Today is the first day of spring and I am feeling very much in the mood to celebrate the newness of seasons. Maybe that explains why I am sitting here in shorts and a tank top next to an open window despite the fact that it is only 45 degrees outside here in Colorado. :-P As I feel my toes slowly starting to get numb ask I try to bask in the sunshine streaming through the window, I am beginning to realize that the joy I feel in celebrating the arrival of spring probably has less to do with the actuality of spring and more to do with what it symbolizes. It is not just sunshine and warm weather, blooming flowers or a time to plant gardens. Spring symbolizes the hope of something new and beautiful. Rebirth after a cold, harsh winter. Some might say that winter is just as natural as spring--it's the natural circle of life to have birth and death in equal portions--but I think there is still something in the human psyche that tends to see winter as a necessary stage because it makes us rejoice that much more in spring. It is the fasting before the feast; too much of either would be unnatural, but the one makes you enjoy the other so much the more.
The hope and promise of the future is especially on mind mind today after my doctors appointment yesterday. Most of you know, the last few weeks have been incredibly difficult with several medication issues, herx reactions, and some truly terrifying symptoms. The "6 week" treatment on the Doxycylene, which actually took almost 12 weeks to complete because of how many times I had to stop the antibiotics because of the severity of my symptoms, finally ends this week. I went to the doctor yesterday to discuss where to go from here. I rather expected them to say I would need to stay on the Doxy a few weeks longer and hope for the best.

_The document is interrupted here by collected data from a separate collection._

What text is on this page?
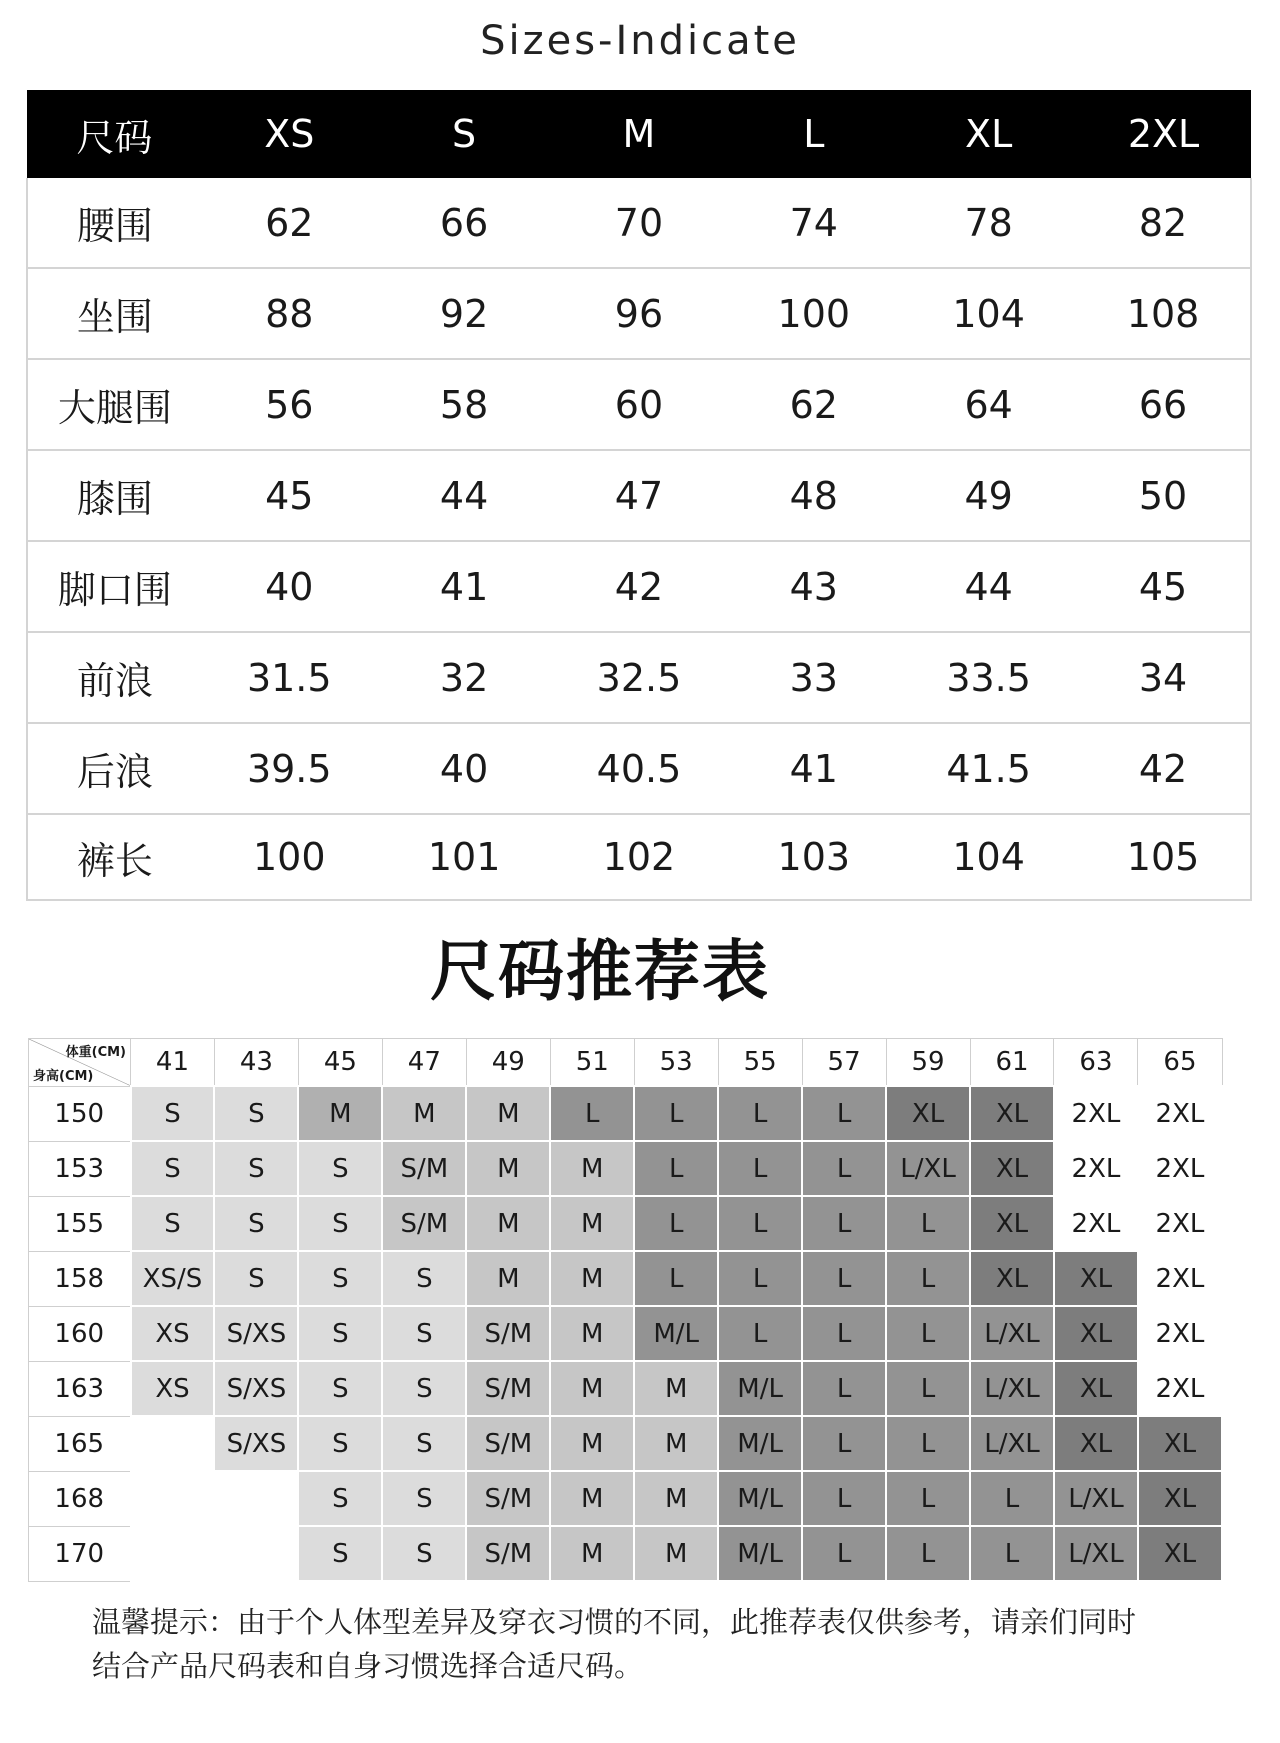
Sizes-Indicate
尺码	XS	S	M	L	XL	2XL
腰围	62	66	70	74	78	82
坐围	88	92	96	100	104	108
大腿围	56	58	60	62	64	66
膝围	45	44	47	48	49	50
脚口围	40	41	42	43	44	45
前浪	31.5	32	32.5	33	33.5	34
后浪	39.5	40	40.5	41	41.5	42
裤长	100	101	102	103	104	105
尺码推荐表
体重(CM)
身高(CM)	41	43	45	47	49	51	53	55	57	59	61	63	65
150	S	S	M	M	M	L	L	L	L	XL	XL	2XL	2XL
153	S	S	S	S/M	M	M	L	L	L	L/XL	XL	2XL	2XL
155	S	S	S	S/M	M	M	L	L	L	L	XL	2XL	2XL
158	XS/S	S	S	S	M	M	L	L	L	L	XL	XL	2XL
160	XS	S/XS	S	S	S/M	M	M/L	L	L	L	L/XL	XL	2XL
163	XS	S/XS	S	S	S/M	M	M	M/L	L	L	L/XL	XL	2XL
165		S/XS	S	S	S/M	M	M	M/L	L	L	L/XL	XL	XL
168			S	S	S/M	M	M	M/L	L	L	L	L/XL	XL
170			S	S	S/M	M	M	M/L	L	L	L	L/XL	XL
温馨提示：由于个人体型差异及穿衣习惯的不同，此推荐表仅供参考，请亲们同时
结合产品尺码表和自身习惯选择合适尺码。
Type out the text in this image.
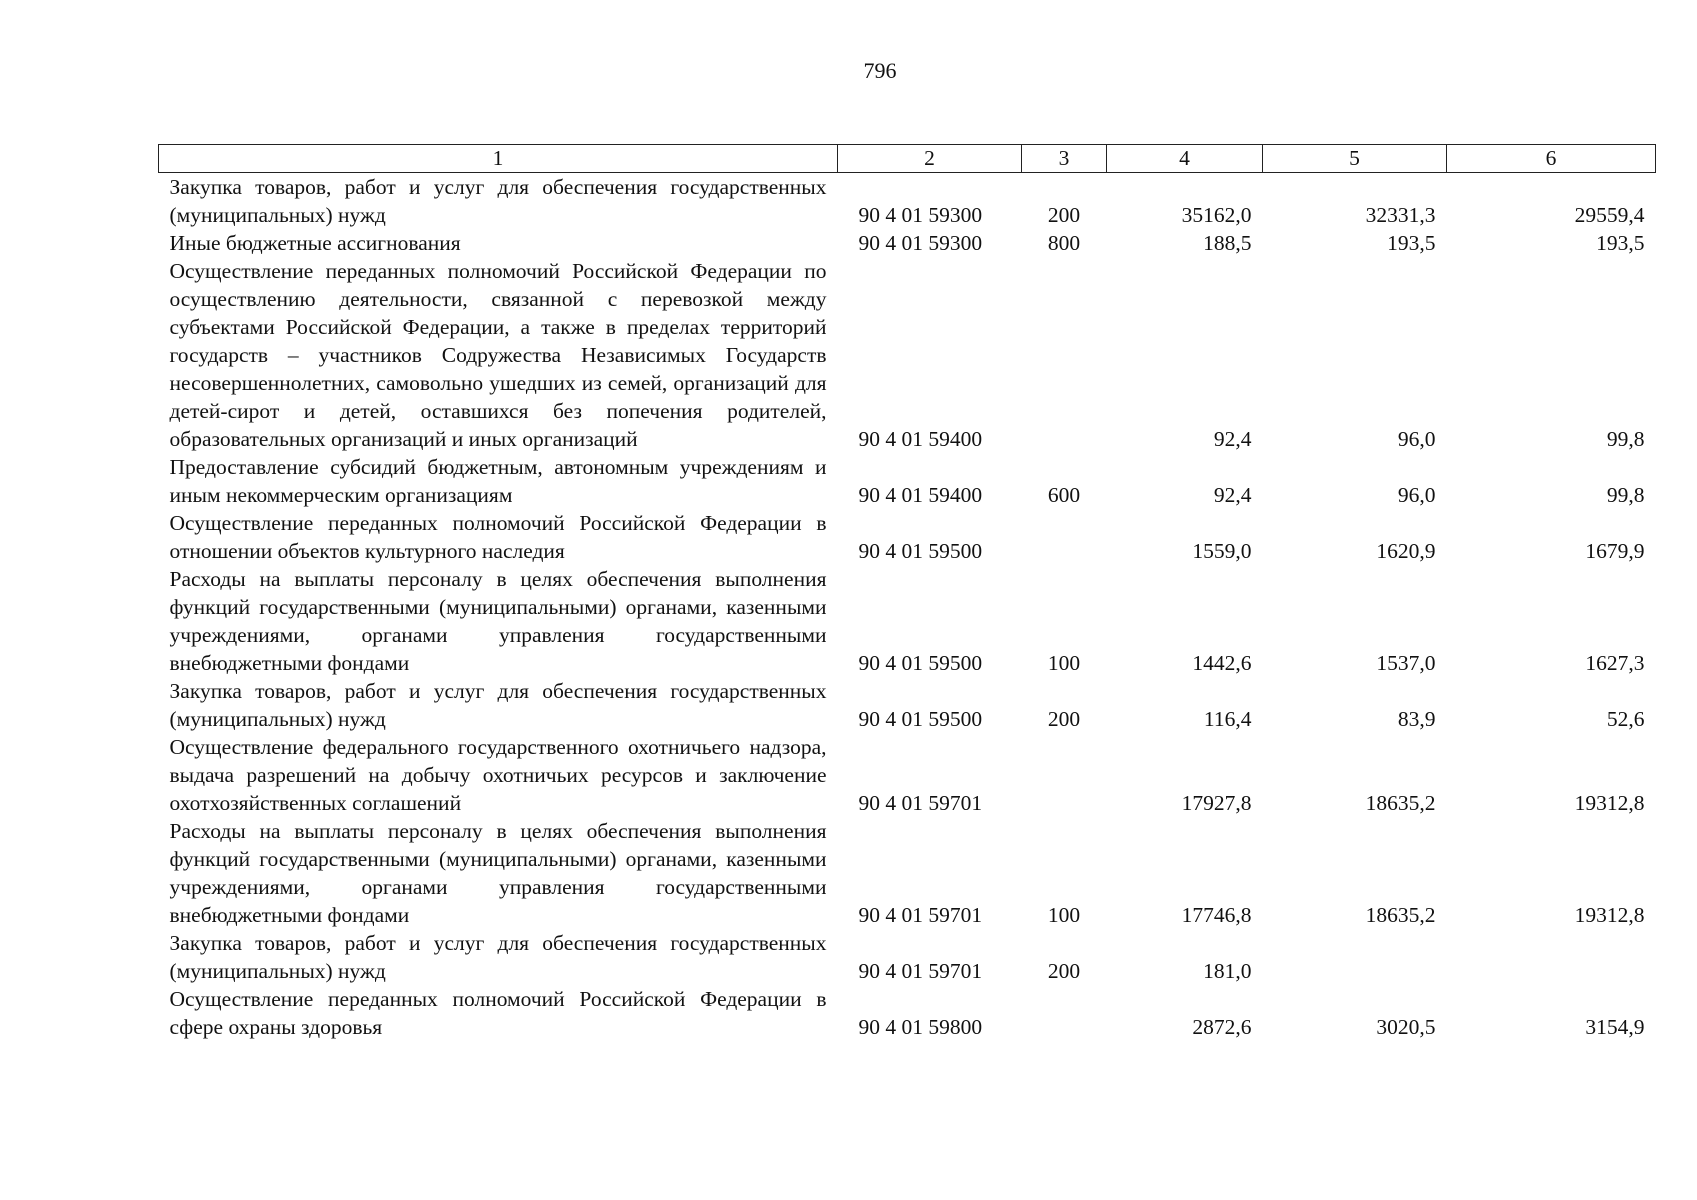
796
1	2	3	4	5	6
Закупка товаров, работ и услуг для обеспечения государственных (муниципальных) нужд	90 4 01 59300	200	35162,0	32331,3	29559,4
Иные бюджетные ассигнования	90 4 01 59300	800	188,5	193,5	193,5
Осуществление переданных полномочий Российской Федерации по осуществлению деятельности, связанной с перевозкой между субъектами Российской Федерации, а также в пределах территорий государств – участников Содружества Независимых Государств несовершеннолетних, самовольно ушедших из семей, организаций для детей-сирот и детей, оставшихся без попечения родителей, образовательных организаций и иных организаций	90 4 01 59400		92,4	96,0	99,8
Предоставление субсидий бюджетным, автономным учреждениям и иным некоммерческим организациям	90 4 01 59400	600	92,4	96,0	99,8
Осуществление переданных полномочий Российской Федерации в отношении объектов культурного наследия	90 4 01 59500		1559,0	1620,9	1679,9
Расходы на выплаты персоналу в целях обеспечения выполнения функций государственными (муниципальными) органами, казенными учреждениями, органами управления государственными внебюджетными фондами	90 4 01 59500	100	1442,6	1537,0	1627,3
Закупка товаров, работ и услуг для обеспечения государственных (муниципальных) нужд	90 4 01 59500	200	116,4	83,9	52,6
Осуществление федерального государственного охотничьего надзора, выдача разрешений на добычу охотничьих ресурсов и заключение охотхозяйственных соглашений	90 4 01 59701		17927,8	18635,2	19312,8
Расходы на выплаты персоналу в целях обеспечения выполнения функций государственными (муниципальными) органами, казенными учреждениями, органами управления государственными внебюджетными фондами	90 4 01 59701	100	17746,8	18635,2	19312,8
Закупка товаров, работ и услуг для обеспечения государственных (муниципальных) нужд	90 4 01 59701	200	181,0		
Осуществление переданных полномочий Российской Федерации в сфере охраны здоровья	90 4 01 59800		2872,6	3020,5	3154,9
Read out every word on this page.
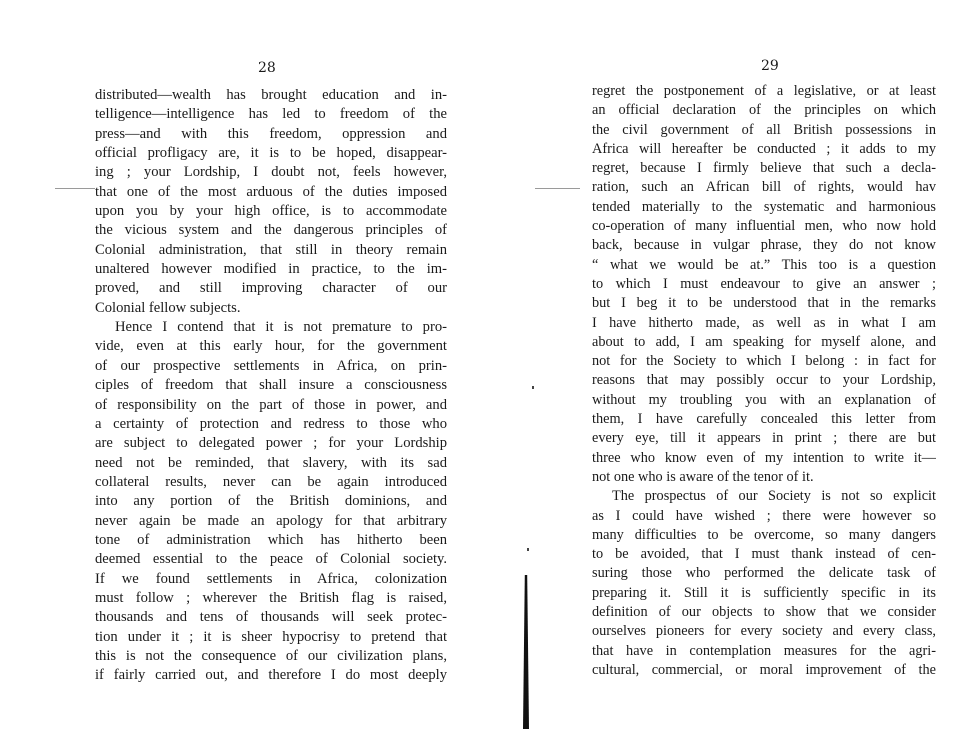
28
distributed—wealth has brought education and in-
telligence—intelligence has led to freedom of the
press—and with this freedom, oppression and
official profligacy are, it is to be hoped, disappear-
ing ; your Lordship, I doubt not, feels however,
that one of the most arduous of the duties imposed
upon you by your high office, is to accommodate
the vicious system and the dangerous principles of
Colonial administration, that still in theory remain
unaltered however modified in practice, to the im-
proved, and still improving character of our
Colonial fellow subjects.
Hence I contend that it is not premature to pro-
vide, even at this early hour, for the government
of our prospective settlements in Africa, on prin-
ciples of freedom that shall insure a consciousness
of responsibility on the part of those in power, and
a certainty of protection and redress to those who
are subject to delegated power ; for your Lordship
need not be reminded, that slavery, with its sad
collateral results, never can be again introduced
into any portion of the British dominions, and
never again be made an apology for that arbitrary
tone of administration which has hitherto been
deemed essential to the peace of Colonial society.
If we found settlements in Africa, colonization
must follow ; wherever the British flag is raised,
thousands and tens of thousands will seek protec-
tion under it ; it is sheer hypocrisy to pretend that
this is not the consequence of our civilization plans,
if fairly carried out, and therefore I do most deeply
29
regret the postponement of a legislative, or at least
an official declaration of the principles on which
the civil government of all British possessions in
Africa will hereafter be conducted ; it adds to my
regret, because I firmly believe that such a decla-
ration, such an African bill of rights, would hav
tended materially to the systematic and harmonious
co-operation of many influential men, who now hold
back, because in vulgar phrase, they do not know
“ what we would be at.” This too is a question
to which I must endeavour to give an answer ;
but I beg it to be understood that in the remarks
I have hitherto made, as well as in what I am
about to add, I am speaking for myself alone, and
not for the Society to which I belong : in fact for
reasons that may possibly occur to your Lordship,
without my troubling you with an explanation of
them, I have carefully concealed this letter from
every eye, till it appears in print ; there are but
three who know even of my intention to write it—
not one who is aware of the tenor of it.
The prospectus of our Society is not so explicit
as I could have wished ; there were however so
many difficulties to be overcome, so many dangers
to be avoided, that I must thank instead of cen-
suring those who performed the delicate task of
preparing it. Still it is sufficiently specific in its
definition of our objects to show that we consider
ourselves pioneers for every society and every class,
that have in contemplation measures for the agri-
cultural, commercial, or moral improvement of the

The message I ended up getting was very different!
After running some tests and discussing medication options with the nurse, I sat down with my doctor, who looked at my charts and the first thing he said was, "You are taking a lot!" That alone made me feel a little bit better. At least I'm not the only one who gets a little overwhelmed when I look at the 2 FULL PAGES of meds and supplements I take each day. I think his exact words were something like, "I would love to try to simplify all this for you if at all possible; however, the way things are looking right now, your body is giving all the signs that it's ready to really fight this battle!" The muscle tests showed that I don't need the Doxy any more and I'm ready to start some more aggressive antibiotics. My immune system, which has been practically non-existent for the last few years, is starting to function again and is gaining strength very quickly. Every person is different, and of course every new set of medications comes with new sets of possible complications or side effects depending on how my body reacts, but it was a huge encouragement to start hearing my doctor talk about the overall treatment period in terms of months rather than years.
Now I'm not going to lie. The new set of meds he put me on now is more likely to make me feel worse instead of better, at least in the short term. Viral infections produce toxic "die-off" symptoms, just like you see with Candida or other fungal infections, known as the Herxheimer reaction, producing symptoms like fever, headaches, hyperventilation, muscle pain, fatigue, etc. Going after the infection more aggressively significantly increases the likelihood of experiencing this reaction (or "herxing" as they call it). However, if my body can keep up with the toxin load, this more aggressive approach will be far more effective at killing the infection and possibly reducing the overall time-frame for recovery. I am definitely more than a little anxious about what this means for my overall functionality over the next few weeks/months, particularly as things are starting to get busier and more demanding with my job. If I start having frequent problems with herxing, days when I can get out of bed may become rare, much less days when I can go in to work, go grocery shopping, or handle daily chores.
Still, I see this news as a powerful message of hope for future healing. The first day of spring does not magically make winter go away. Seasons are a process and it takes time, and sometimes the change from one season to another happens slowly and with several relapses (like last year when we had 80 degree weather in Feb and a huge snowstorm the first week of May!). I know there is still "snow" in my future, but the important thing to recognize is that there is change! Things are happening! And even if the early buds of spring are overcome by another late frost, they are still a reminder that the process is still in place. Winter cannot last forever. Rebirth will always come eventually. And that is something worth celebrating.
1 comment:
hurray! I am so glad that your body is improving and you are able to continue fighting your battle. Good luck friend.